Did she travel by train with a cranky, inquisitive, bouncy 3-year old in tow, while her husband held down the fort at home? The concept of "family leave" wasn't around until late in the 20th century.
Or was my grandmother only able to order the "FATHER" stone, now the tangible evidence of her feelings for her beloved Poppa?
With two close family funerals within a month of each other, I've found life is in sort of a muddle.
We leave the grave site, thankful for the life, perhaps cut all too short. We are thankful the elderly are no longer suffering. And then we pick up the little strands that make up our life.
Initially just going through the motions.
First we do what needs to be done with travel and laundry.
Though we have a calendar, we seem to move from each "must do" appointment to the next, almost thoughtlessly.
Was this how my grandmother felt when her mother died? Was this how she felt when her father died?
Or was she comforted by the cute things my mother as a young child might say and do each day? Was my grandmother going through the motions, caring for my mother then, until the pain subsided? Until she could almost get through a sentence without choking up, like my father? Like me?

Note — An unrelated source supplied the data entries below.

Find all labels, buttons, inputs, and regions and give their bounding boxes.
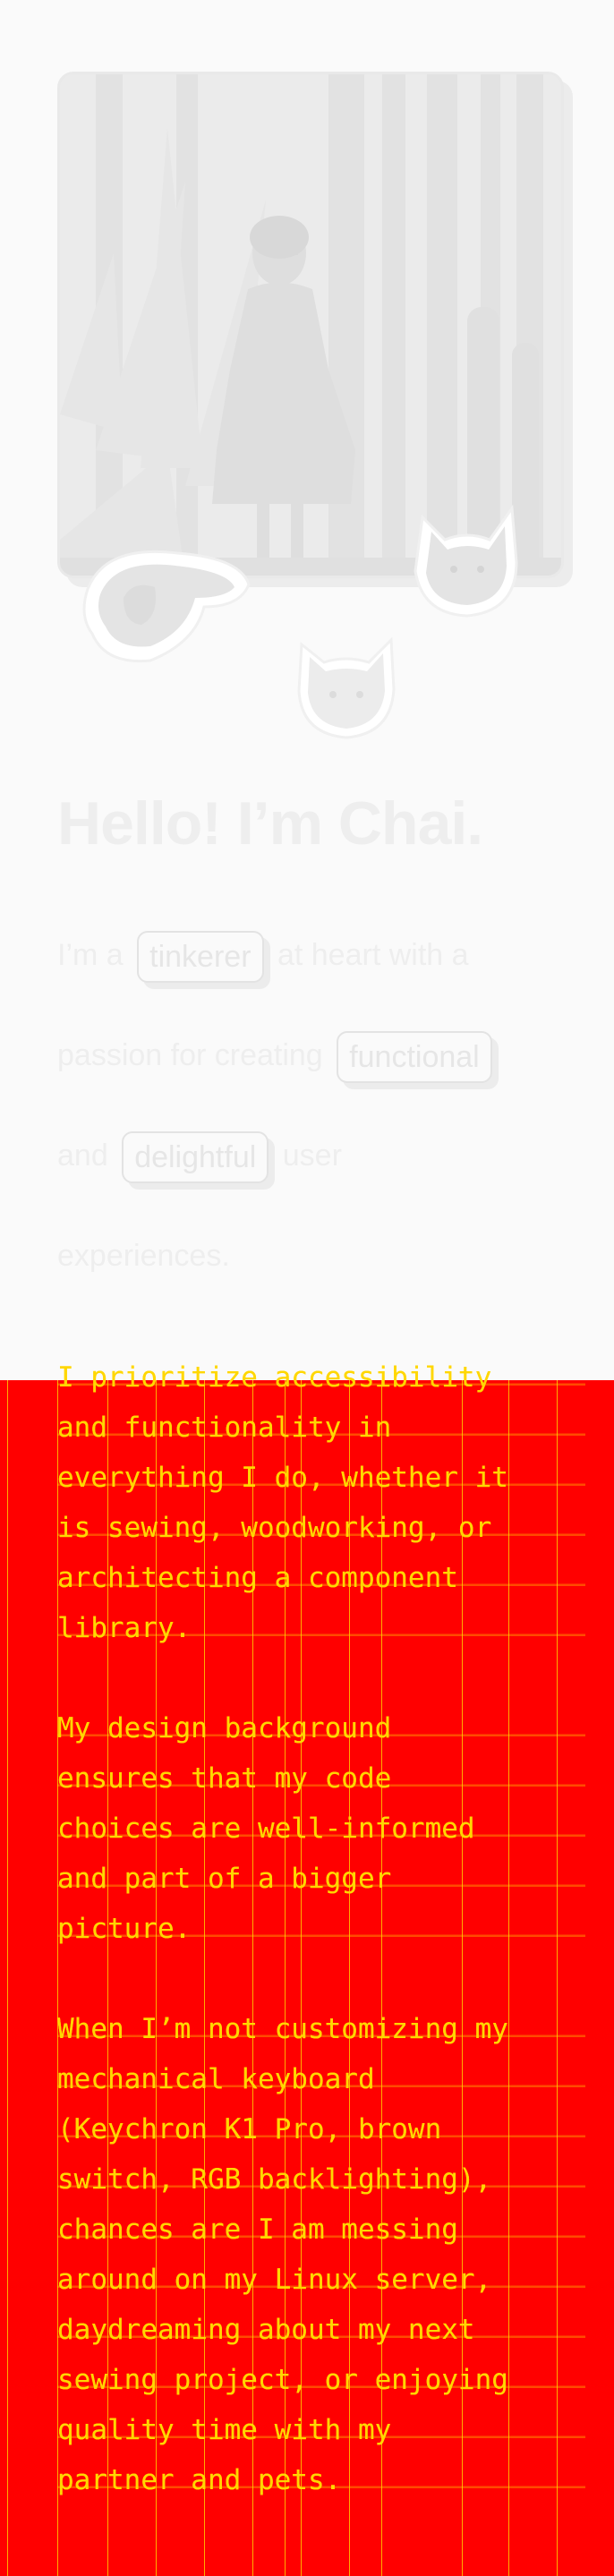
intro-line-1: I’m a tinkerer at heart with a xyxy=(57,905,559,1005)
bio-line: I prioritize accessibility xyxy=(57,1352,585,1403)
pill-delightful: delightful xyxy=(122,1131,269,1184)
bio-text: I prioritize accessibility and functiona… xyxy=(57,1352,585,2505)
bio-line: quality time with my xyxy=(57,2405,585,2455)
bio-line: sewing project, or enjoying xyxy=(57,2355,585,2405)
guide-line xyxy=(7,1380,8,2576)
intro-line-4: experiences. xyxy=(57,1239,230,1273)
bio-line: and part of a bigger xyxy=(57,1854,585,1904)
bio-line: ensures that my code xyxy=(57,1753,585,1804)
cat-sticker-gray xyxy=(405,490,530,629)
bio-line: chances are I am messing xyxy=(57,2205,585,2255)
bio-line: library. xyxy=(57,1603,585,1653)
intro-paragraph: I’m a tinkerer at heart with a passion f… xyxy=(57,905,559,1306)
bio-line: choices are well-informed xyxy=(57,1804,585,1854)
bio-line: switch, RGB backlighting), xyxy=(57,2154,585,2205)
bio-line: picture. xyxy=(57,1904,585,1954)
bio-line: partner and pets. xyxy=(57,2455,585,2505)
intro-line-3: and delightful user xyxy=(57,1105,559,1206)
intro-text: at heart with a xyxy=(277,938,469,972)
intro-line-2: passion for creating functional xyxy=(57,1005,559,1105)
intro-text: user xyxy=(282,1139,342,1173)
dog-sticker xyxy=(70,535,258,674)
bio-line: is sewing, woodworking, or xyxy=(57,1503,585,1553)
cat-sticker-white xyxy=(288,627,405,747)
bio-line: mechanical keyboard xyxy=(57,2054,585,2104)
bio-line: everything I do, whether it xyxy=(57,1453,585,1503)
bio-line: (Keychron K1 Pro, brown xyxy=(57,2104,585,2154)
page-title: Hello! I’m Chai. xyxy=(57,789,483,857)
bio-line: daydreaming about my next xyxy=(57,2305,585,2355)
pill-tinkerer: tinkerer xyxy=(137,931,264,984)
intro-text: passion for creating xyxy=(57,1038,323,1072)
pill-functional: functional xyxy=(337,1031,492,1084)
bio-line: around on my Linux server, xyxy=(57,2255,585,2305)
bio-line: architecting a component xyxy=(57,1553,585,1603)
intro-text: I’m a xyxy=(57,938,124,972)
intro-text: and xyxy=(57,1139,108,1173)
page: Hello! I’m Chai. I’m a tinkerer at heart… xyxy=(0,0,614,2576)
bio-line: and functionality in xyxy=(57,1403,585,1453)
bio-line: My design background xyxy=(57,1703,585,1753)
bio-line: When I’m not customizing my xyxy=(57,2004,585,2054)
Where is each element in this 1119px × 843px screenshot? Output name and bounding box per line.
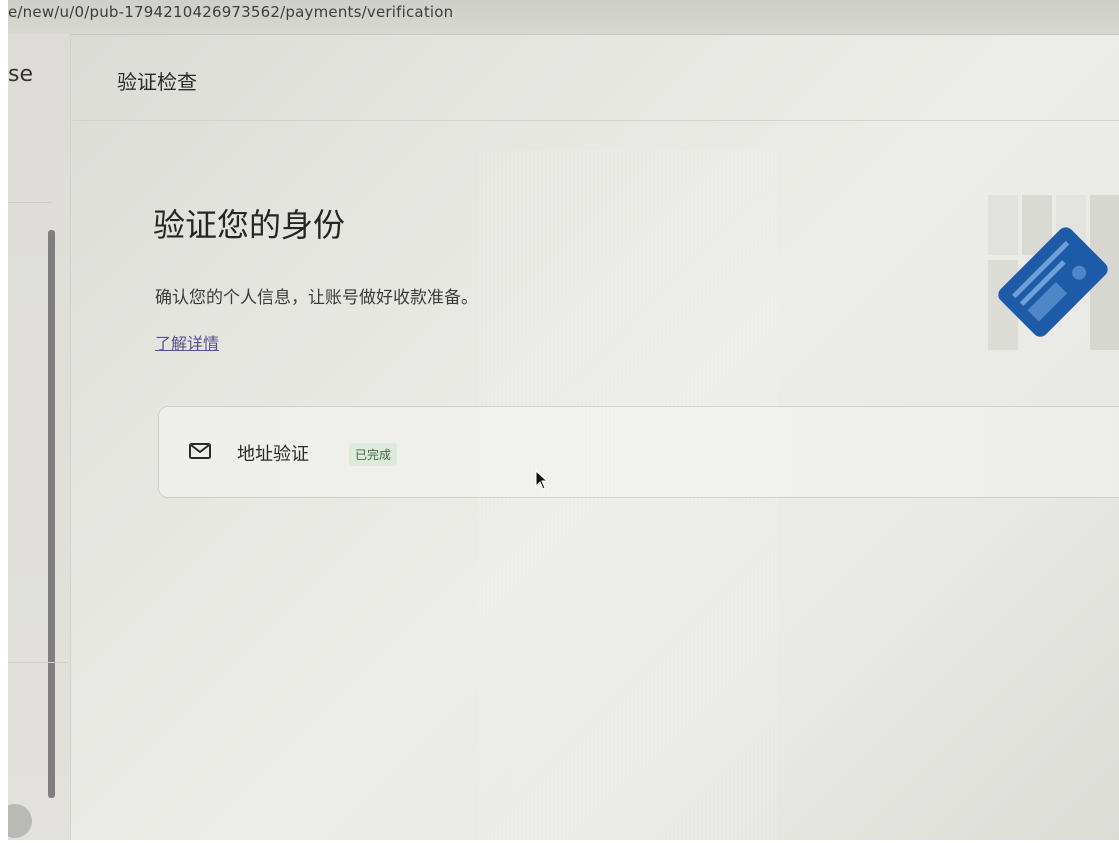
page-title: 验证您的身份 [153, 206, 346, 244]
sidebar-divider [8, 202, 52, 203]
avatar[interactable] [8, 804, 32, 838]
learn-more-link[interactable]: 了解详情 [155, 330, 219, 354]
page-description: 确认您的个人信息，让账号做好收款准备。 [155, 288, 478, 308]
mail-icon [189, 443, 211, 463]
sidebar-divider [8, 662, 68, 663]
sidebar-scrollbar[interactable] [48, 230, 55, 798]
page-header: 验证检查 [71, 34, 1119, 121]
sidebar: se [8, 34, 71, 840]
sidebar-brand: se [8, 62, 33, 87]
address-bar[interactable]: e/new/u/0/pub-1794210426973562/payments/… [8, 0, 1119, 35]
mouse-cursor-icon [535, 469, 549, 494]
screen-photo: e/new/u/0/pub-1794210426973562/payments/… [8, 0, 1119, 840]
status-badge: 已完成 [349, 443, 398, 466]
verification-item-label: 地址验证 [237, 444, 309, 465]
verification-item-address[interactable]: 地址验证 已完成 [158, 406, 1119, 498]
page-header-title: 验证检查 [117, 70, 197, 94]
id-card-illustration [978, 190, 1119, 364]
url-text: e/new/u/0/pub-1794210426973562/payments/… [8, 3, 454, 21]
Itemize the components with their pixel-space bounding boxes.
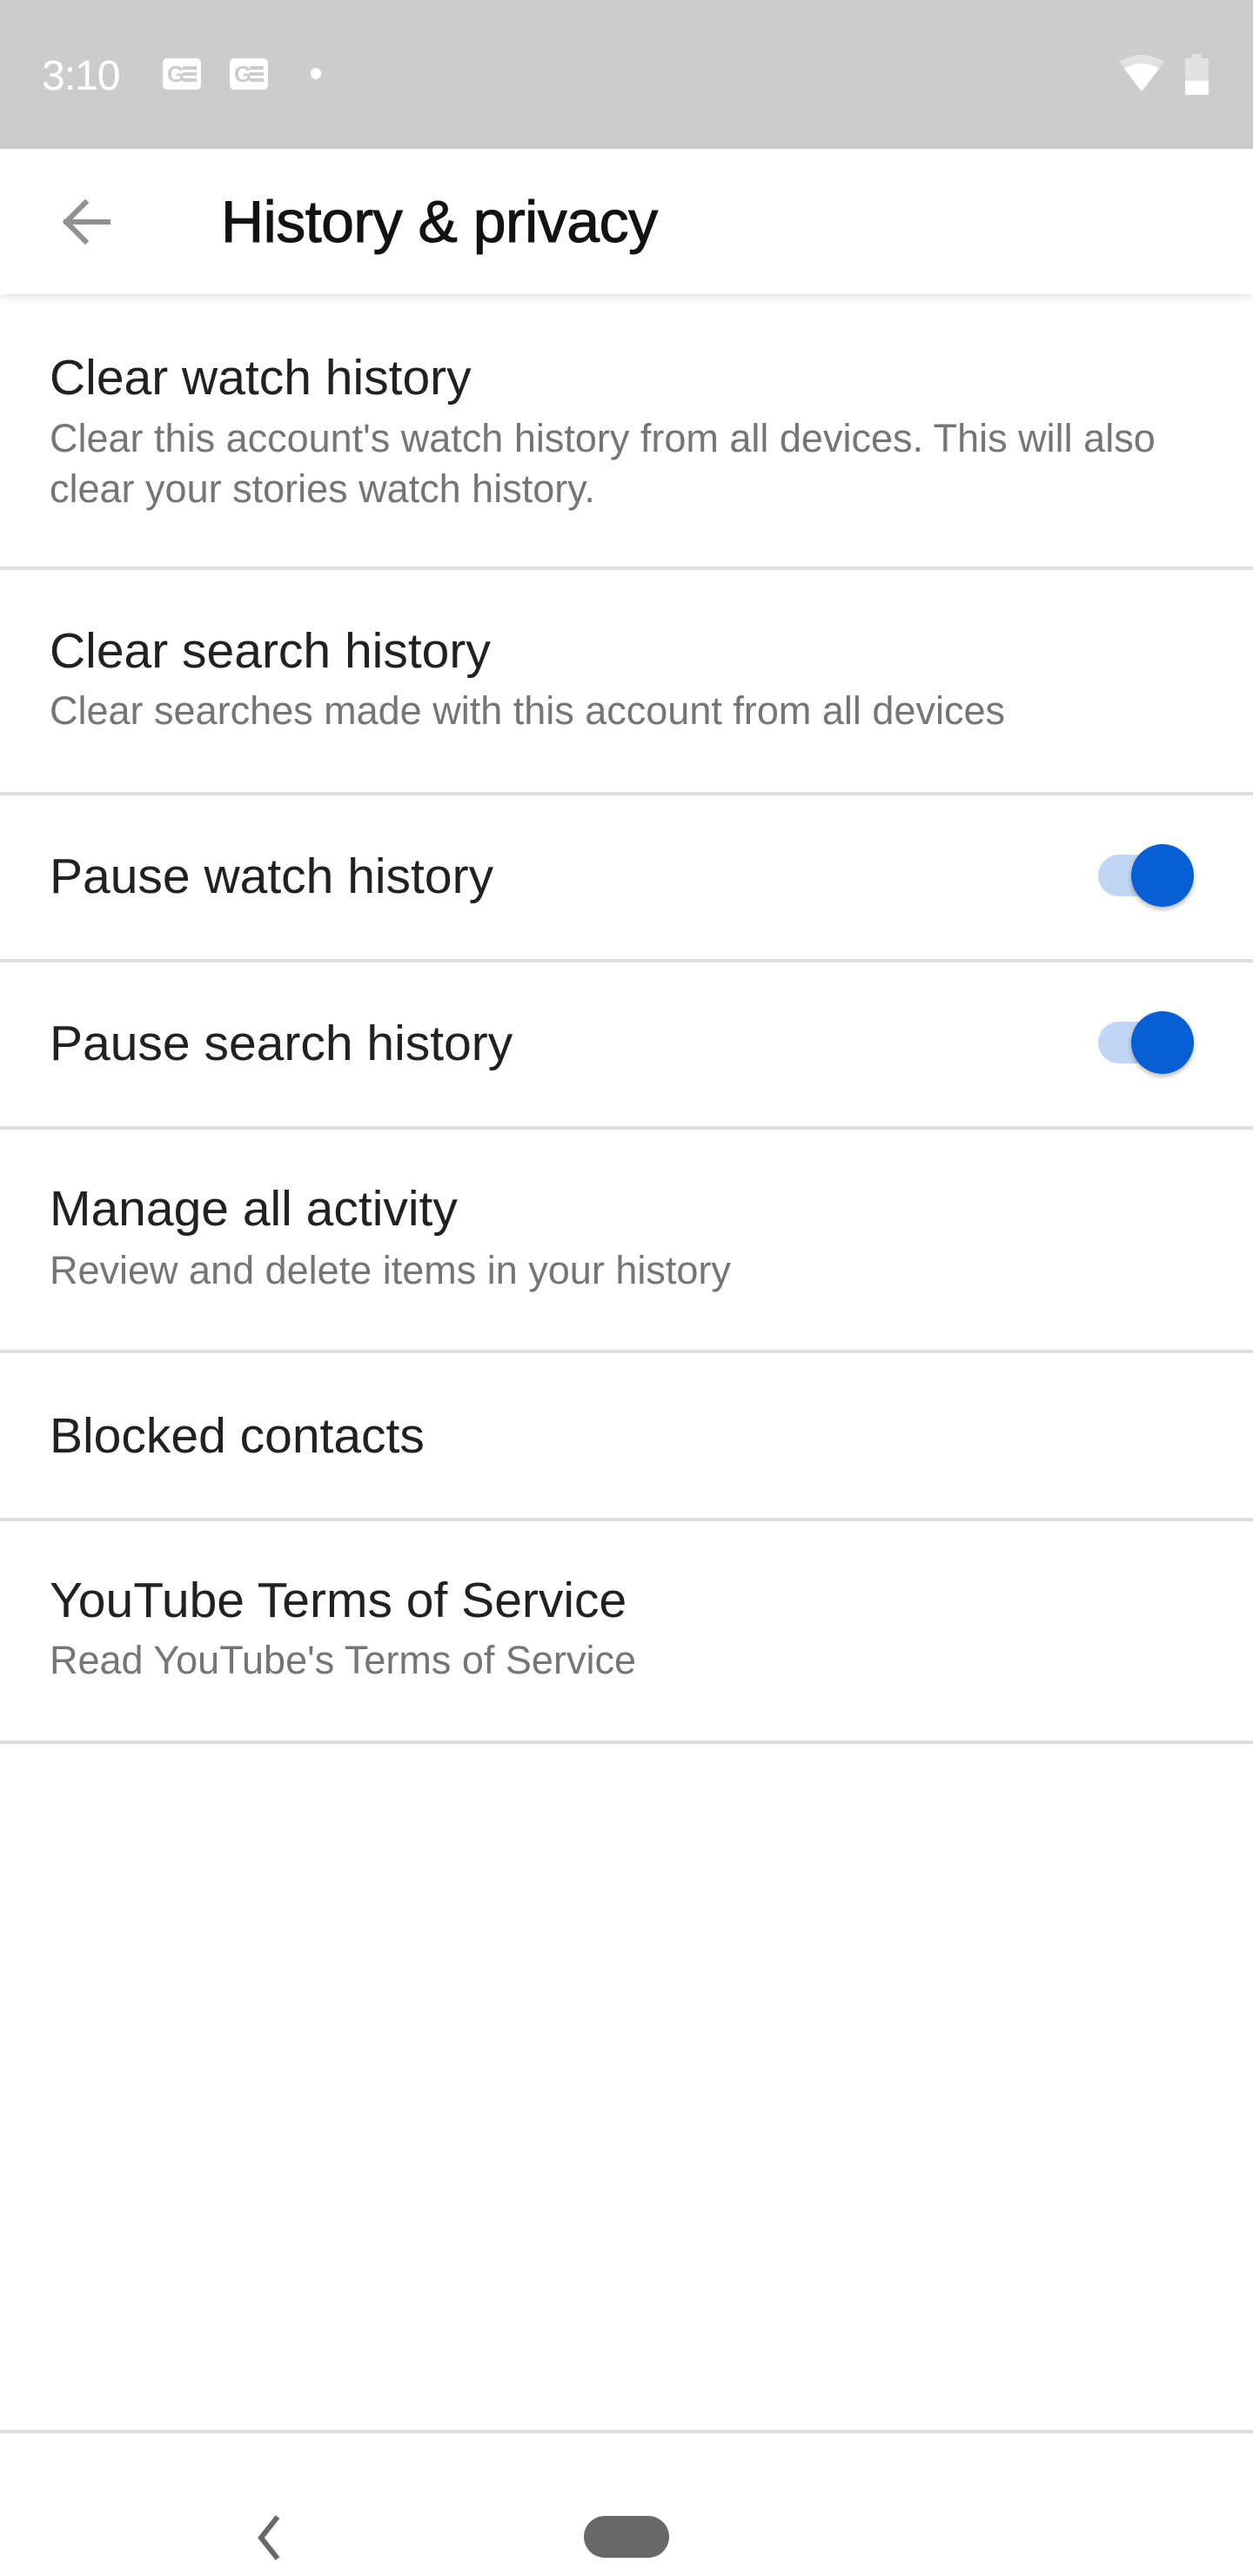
setting-title: Clear watch history (50, 350, 472, 406)
pause-search-history-toggle[interactable] (1089, 1011, 1194, 1074)
setting-pause-search-history[interactable]: Pause search history (0, 963, 1253, 1130)
setting-title: Pause search history (50, 1016, 513, 1071)
setting-title: Manage all activity (50, 1181, 458, 1237)
setting-subtitle: Clear searches made with this account fr… (50, 688, 1005, 733)
setting-subtitle: Clear this account's watch history from … (50, 416, 1156, 511)
page-title: History & privacy (221, 189, 659, 256)
battery-icon (1185, 54, 1209, 95)
setting-pause-watch-history[interactable]: Pause watch history (0, 795, 1253, 963)
setting-title: YouTube Terms of Service (50, 1573, 627, 1628)
status-bar: 3:10 G G (0, 0, 1253, 149)
setting-title: Blocked contacts (50, 1408, 425, 1464)
nav-back-button[interactable] (247, 2506, 291, 2567)
setting-blocked-contacts[interactable]: Blocked contacts (0, 1353, 1253, 1521)
setting-manage-all-activity[interactable]: Manage all activity Review and delete it… (0, 1130, 1253, 1353)
setting-subtitle: Read YouTube's Terms of Service (50, 1638, 636, 1682)
arrow-back-icon (62, 198, 111, 245)
nav-back-chevron-icon (258, 2515, 280, 2560)
google-news-icon: G (230, 58, 268, 90)
settings-list: Clear watch history Clear this account's… (0, 294, 1253, 1744)
setting-youtube-terms-of-service[interactable]: YouTube Terms of Service Read YouTube's … (0, 1521, 1253, 1744)
app-header: History & privacy (0, 149, 1253, 294)
setting-title: Clear search history (50, 623, 491, 679)
google-news-icon: G (163, 58, 201, 90)
system-nav-bar (0, 2430, 1253, 2576)
setting-subtitle: Review and delete items in your history (50, 1248, 731, 1292)
toggle-thumb (1131, 1011, 1194, 1074)
setting-clear-watch-history[interactable]: Clear watch history Clear this account's… (0, 294, 1253, 570)
back-button[interactable] (42, 178, 129, 265)
pause-watch-history-toggle[interactable] (1089, 844, 1194, 907)
more-notifications-dot-icon (311, 68, 321, 79)
setting-clear-search-history[interactable]: Clear search history Clear searches made… (0, 570, 1253, 795)
status-time: 3:10 (42, 53, 120, 99)
wifi-icon (1119, 55, 1164, 91)
toggle-thumb (1131, 844, 1194, 907)
setting-title: Pause watch history (50, 849, 494, 904)
home-pill-icon[interactable] (584, 2516, 669, 2558)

Earlier today, I found myself looking out the window at the spring snow's lacy pattern in the blossoms of my apricot tree. I was lost in thought recalling my grandmother's admonition - "This is apricot preserves, not apricot jam." I think of traditions handed down.
I think of questions I never thought to ask.
I remember the good times.
It's the circle of life, but it's sometimes hard to understand personal loss.